Monday, July 16, 2007

 

Money vs. Training

I have had a couple of interesting conversations lately with people who think I focus too much on staff training and not enough on staff wages. My answer is always the same - we are state funded. I can't do anything about wages, but I can provide the best training I can for my staff so that they feel comfortable doing their job.



Yes, I'm sure that higher wages would do a lot for staff retention, but how many people do we lose because we don't provide enough training, and so staff get bored (since they don't really know what they are supposed to be doing with clients) or they are afraid to work with clients with assaultive behaviors, so coming to work is not so much fun.
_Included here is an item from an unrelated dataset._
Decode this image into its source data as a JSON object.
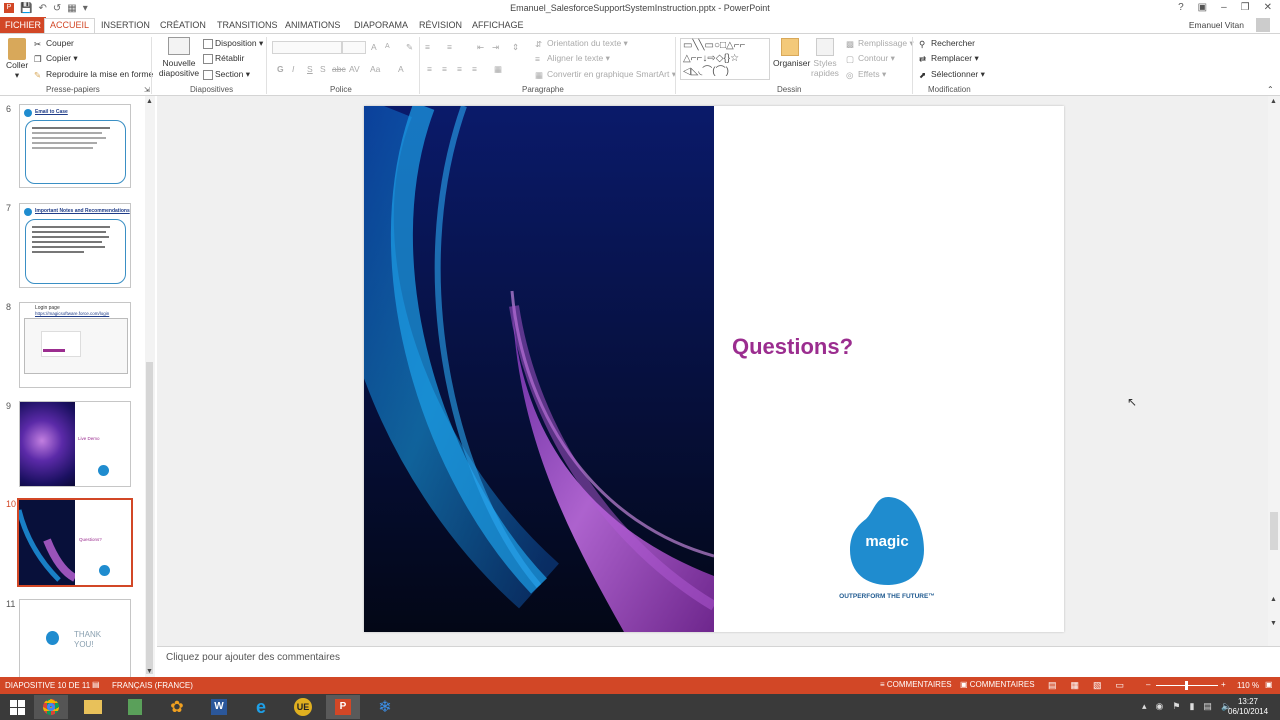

I have always said that if you give people the right training and the right tools, then get out of the way, they will do their job.



I have also been proved wrong on that account a couple of times...



But I still believe it is fundamentally true. How can we expect staff to stick with a difficult job when we don't train them and we don't demand a level of competence from them? Throwing money at the problem is not always the answer. Just look at the government. Are they competent just because they have zillions of our dollars to throw around?



How many of the "bad" agencies across the country provide "bad" service because no one has ever shown them how to operate correctly? I'm talking about day programs who sit around in a building with nothing to do all day (or worse, "teach" clients money skills with plastic coins) or vocational programs who spend much of their time "teaching" clients vocational skills by having them bag the same bunch of metal washers over and over in the same bags. Do you think someone got up one morning and said, "I have it! From now on we'll have clients re-bag metal washers over and over and that will train them to get a job in the community."



Or do you think they do that because that's what their predessors did, and no one taught them any different, so now that they are in charge, they think re-bagging is what you're supposed to do? "It keeps everone busy!" Would paying staff who teach the re-bagging be better staff if they were paid more?



Don't get me wrong... I'm all for paying our staff more money. I'd like to make more money, too. But I can't fix that. I can create training opportunities to make staff more efficient and comfortable in their job. That's why we created the SNAP Curriculum and why we wrote the Behavior Analysis Skills - Introductory Course (BASIC) Training series.

And maybe it's a coincidence, but our turnover rate has slowed.